Baca juga: Indonesia Butuh Bank Syariah Besar |
Oleh karena itu Toto menyambut positif rencana PT Bank Syariah Indonesia Tbk. atau BSI mengakusisi UUS BTN. "Dari sisi (UUS) BTN Syariah mereka bisa mendapatkan dukungan pendanaan cukup besar dari BSI yang masuk kategori bank buku 3. Demikian pula branding BSI sebagai bank syariah besar milik negara bisa meningkatkan branding BTN Syariah kepada calon potensial customer," katanya belum lama ini.
Hal itu senada data Otoritas Jasa Keuangan (OJK) yang menyebut KPR syariah berkontribusi sebesar 15,6 persen per Februari 2022. Angka ini naik 220 basis poin (bps) bila dibandingkan dengan kondisi pada 2017 yakni sekitar 13,4 persen.
Data tersebut sejalan dengan hasil survei Consumer Sentiment Study semester I-2022 yang dirilis Rumah.com. Yaitu sebanyak 27 persen responden lebih tertarik menggunakan pembiayaan skema syariah, sedangkan peminat KPR konvensional hanya 21 persen.
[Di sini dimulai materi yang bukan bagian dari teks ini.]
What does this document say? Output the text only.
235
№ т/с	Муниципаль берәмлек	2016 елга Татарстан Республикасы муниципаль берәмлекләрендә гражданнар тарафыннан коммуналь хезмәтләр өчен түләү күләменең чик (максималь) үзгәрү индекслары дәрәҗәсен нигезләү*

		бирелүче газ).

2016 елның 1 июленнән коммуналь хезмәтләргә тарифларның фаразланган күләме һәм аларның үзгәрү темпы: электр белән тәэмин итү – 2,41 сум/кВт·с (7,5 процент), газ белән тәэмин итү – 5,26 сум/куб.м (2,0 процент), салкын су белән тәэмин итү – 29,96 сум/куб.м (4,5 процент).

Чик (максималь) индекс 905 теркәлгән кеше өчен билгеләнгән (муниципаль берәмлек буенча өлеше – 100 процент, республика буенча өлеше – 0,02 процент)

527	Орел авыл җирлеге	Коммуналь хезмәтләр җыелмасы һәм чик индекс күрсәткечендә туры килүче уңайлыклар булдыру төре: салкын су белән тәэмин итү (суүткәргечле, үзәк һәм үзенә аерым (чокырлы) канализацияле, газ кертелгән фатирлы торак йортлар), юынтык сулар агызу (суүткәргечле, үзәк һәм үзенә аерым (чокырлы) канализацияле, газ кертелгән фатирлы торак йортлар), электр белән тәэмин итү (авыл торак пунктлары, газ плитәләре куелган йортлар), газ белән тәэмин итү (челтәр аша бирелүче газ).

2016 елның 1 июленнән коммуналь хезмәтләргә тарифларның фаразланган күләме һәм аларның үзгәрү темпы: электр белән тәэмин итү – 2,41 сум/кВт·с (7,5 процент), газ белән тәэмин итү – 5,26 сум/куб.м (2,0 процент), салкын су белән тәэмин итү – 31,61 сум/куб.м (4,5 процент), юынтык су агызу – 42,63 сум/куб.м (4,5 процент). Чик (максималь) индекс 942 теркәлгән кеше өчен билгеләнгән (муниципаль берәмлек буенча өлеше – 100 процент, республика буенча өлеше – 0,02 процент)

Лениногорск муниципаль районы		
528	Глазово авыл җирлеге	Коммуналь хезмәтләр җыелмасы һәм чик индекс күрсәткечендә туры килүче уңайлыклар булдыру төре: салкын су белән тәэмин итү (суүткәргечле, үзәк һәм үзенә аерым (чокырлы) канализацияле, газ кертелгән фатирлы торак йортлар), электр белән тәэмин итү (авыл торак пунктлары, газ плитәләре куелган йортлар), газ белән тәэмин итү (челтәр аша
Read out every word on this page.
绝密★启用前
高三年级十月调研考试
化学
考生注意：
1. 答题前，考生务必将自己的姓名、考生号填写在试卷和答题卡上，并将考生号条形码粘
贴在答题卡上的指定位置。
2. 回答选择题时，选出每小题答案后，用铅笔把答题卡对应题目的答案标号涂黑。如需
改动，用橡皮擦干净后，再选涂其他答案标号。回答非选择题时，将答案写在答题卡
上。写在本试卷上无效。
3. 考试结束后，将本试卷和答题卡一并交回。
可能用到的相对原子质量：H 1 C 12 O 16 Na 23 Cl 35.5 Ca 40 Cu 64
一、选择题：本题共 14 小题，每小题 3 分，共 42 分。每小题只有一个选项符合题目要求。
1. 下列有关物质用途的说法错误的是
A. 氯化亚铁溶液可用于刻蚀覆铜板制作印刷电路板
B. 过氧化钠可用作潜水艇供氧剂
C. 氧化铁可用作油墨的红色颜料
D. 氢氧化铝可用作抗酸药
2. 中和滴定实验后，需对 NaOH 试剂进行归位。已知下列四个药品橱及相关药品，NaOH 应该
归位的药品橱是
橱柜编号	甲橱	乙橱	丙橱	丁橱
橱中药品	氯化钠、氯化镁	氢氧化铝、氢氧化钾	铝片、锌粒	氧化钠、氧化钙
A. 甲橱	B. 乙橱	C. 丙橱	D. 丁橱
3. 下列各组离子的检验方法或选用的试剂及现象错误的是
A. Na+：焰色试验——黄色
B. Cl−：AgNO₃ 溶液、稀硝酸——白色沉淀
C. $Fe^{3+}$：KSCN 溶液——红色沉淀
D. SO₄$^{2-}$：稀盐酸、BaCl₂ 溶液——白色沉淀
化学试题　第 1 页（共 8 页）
Selain itu, OJK juga mencatat pertumbuhan KPR syariah yang selalu berada di atas rata-rata industri. Pada 2020 contohnya, total portofolio KPR terpukul pandemi, sehingga pertumbuhannya melambat menjadi 4,6 persen secara tahunan (yoy), dari sebelumnya 8,5 persen yoy.
Pada periode yang sama KPR syariah tumbuh 11,4 persen yoy, sedangkan KPR konvensional 3,5 persen yoy. Per Februari 2022, jurang pertumbuhan KPR syariah dan KPR konvensional hampir menipis, yakni 11,0 persen yoy dan 10,1 persen yoy. Sebelumnya, rencana BSI mengakuisisi BTN Syariah mencuat seiring dengan pernyataan Menteri BUMN Erick Thohir pada awal tahun ini. Dia berharap UUS BTN akan memperkuat posisi sekaligus memperbesar kapasitas BSI.
Lebih rinci, Wakil Menteri BUMN II Kartika Wirjoatmodjo mengatakan konsolidasi ini merupakan visi pemerintah untuk terus mendorong penguatan ekonomi dan perbankan syariah melalui BSI. Dengan demikian BSI dapat memperbesar dan memperkuat posisinya dalam hal kapitalisasi pasar.
Tiko melanjutkan, untuk memperkuat perbankan dan ekosistem ekonomi syariah, konsolidasi menjadi penting sehingga BSI dan UUS BTN tidak berjalan masing-masing. Selain itu, aset juga dapat tumbuh menjadi lebih besar lagi. Bahkan, Wakil Presiden K.H Ma'ruf Amin menegaskan bahwa penggabungan beberapa bank berbasis syariah merupakan upaya pemerintah dalam menyederhanakan sistem perbankan di Indonesia, mengingat minat masyarakat terhadap keuangan syariah terus meningkat, termasuk dalam pembiayaan perumahan.